Mehrfach behinderte Kinder richtig behandeln

Berlin/München, 14. September 2019 – Die Kinderchirurgie als operative Kindermedizin ist hierbei ein unverzichtbarer Partner, da einige Beeinträchtigungen des mehrfach behinderten Kindes ausschließlich chirurgisch zu versorgen sind.

Dazu gehören angeborene oder erworbene Fehlbildungen des Gehirns, die zu Störungen der Zirkulation des Hirnwassers führen. So kann es zum Beispiel durch Hirnblutungen im Rahmen der Frühgeburtlichkeit oder durch angeborene Verengungen kleinster Kanälchen im Hirnkammersystem zu einem Aufstau des Hirnwassers kommen mit der Folge einer Erweiterung der Hirnkammern, eines sogenannten „Wasserkopfes“. Um Druckschädigungen des empfindlichen kindlichen Gehirns zu vermeiden, sind Ableitungen des Hirnwassers über ein Schlauchsystem in die Bauchhöhle oder in das Blutkreislaufsystem erforderlich. 

Aber auch bei angeborenen oder erworbenen Störungen des Schluckens bzw. des weiteren Nahrungstransportes ist in bestimmten Fällen eine Operation unvermeidlich. Sind Kinder nicht im Stande, die angebotene Nahrung zu schlucken, muss diese auf direktem Wege in den Magen befördert werden. Eine so genannte „Gastrostomie“ kann endoskopisch eingebracht werden; in einigen Fällen ist dies aufgrund von Verwachsungen im Bauchraum oder wegen anderer angeborener Fehlbildungen nicht möglich, so dass die Gastrostomie durch eine Operation angelegt werden muss.

Ein häufiges Problem bei mehrfach behinderten Patienten ist der Rückfluss der Nahrung aus dem Magen in die Speiseröhre mit der Folge von äußerst schmerzhaften Entzündungen der Speiseröhrenschleimhaut durch den Kontakt mit der aggressiven Magensäure. Darüber hinaus kann der Rückfluss der Magensäure zusätzlich die Luftröhre und das Bronchialsystem schädigen. Oft lässt sich ein solcher Rückfluss oder „Reflux“ von saurem Mageninhalt nicht ausreichend medikamentös behandeln, so dass ein chirurgischer Eingriff - meist minimal invasiv - zur anatomischen Rekonstruktion des Übergangs von Speiseröhre in den Magen erforderlich wird.

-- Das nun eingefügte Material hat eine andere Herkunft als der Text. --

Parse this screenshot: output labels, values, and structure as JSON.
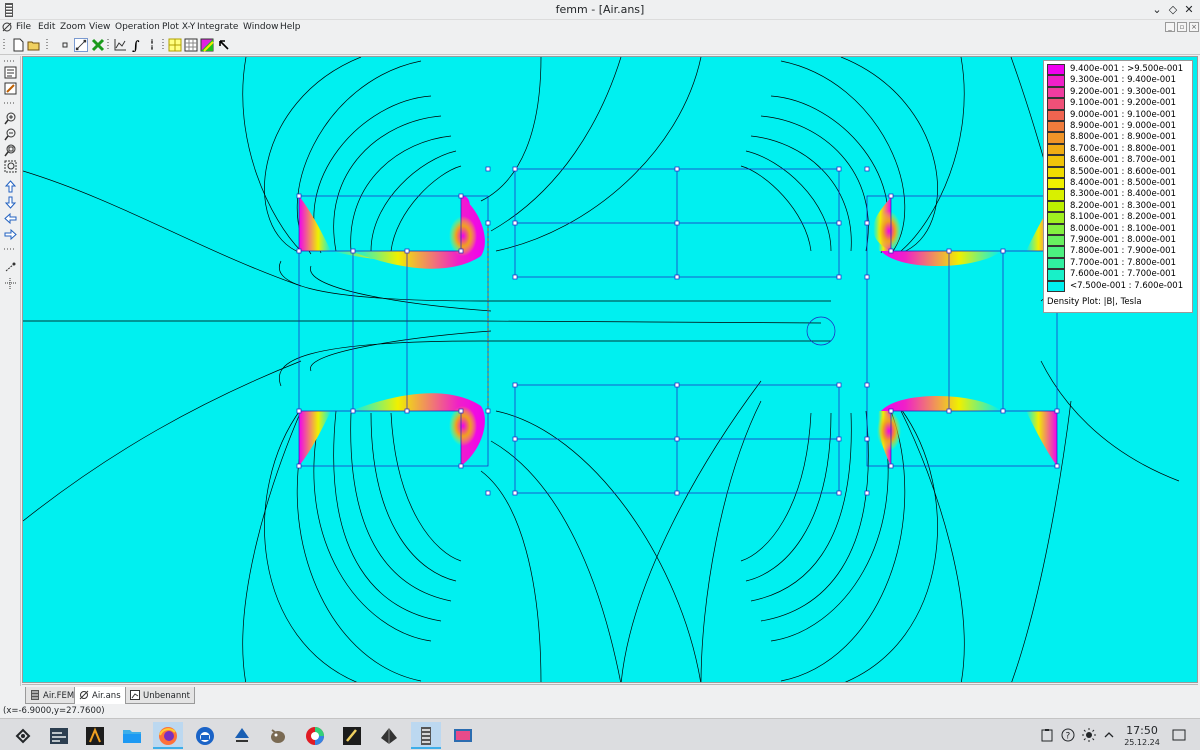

Ein bedrohliches Problem sind Atemstörungen durch Fehlbildungen bzw. Einengungen der oberen Luftwege, so dass als letzte Therapiemöglichkeit ein direkter Zugang zur Luftröhre – ein sogenanntes „Tracheostoma“ – als vorübergehende oder auch endgültige Maßnahme unvermeidbar ist. Der Patient kann damit über eine Kanüle atmen bzw. beatmet werden. Durch Fehlhaltung zum Beispiel durch ungleichmäßigen Muskeltonus kann es bei behinderten Patienten zu erheblichen und teilweise überaus schmerzhaften Fehlstellungen des Skelettsystems kommen, so dass operative Korrekturen durch Kinderchirurgen oder Kinderorthopäden unvermeidbar sind.

All diese Beispiele verdeutlichen den Stellenwert und den vielschichtigen Anspruch an die Kinderchirurgie in der Betreuung mehrfach behinderter Kinder.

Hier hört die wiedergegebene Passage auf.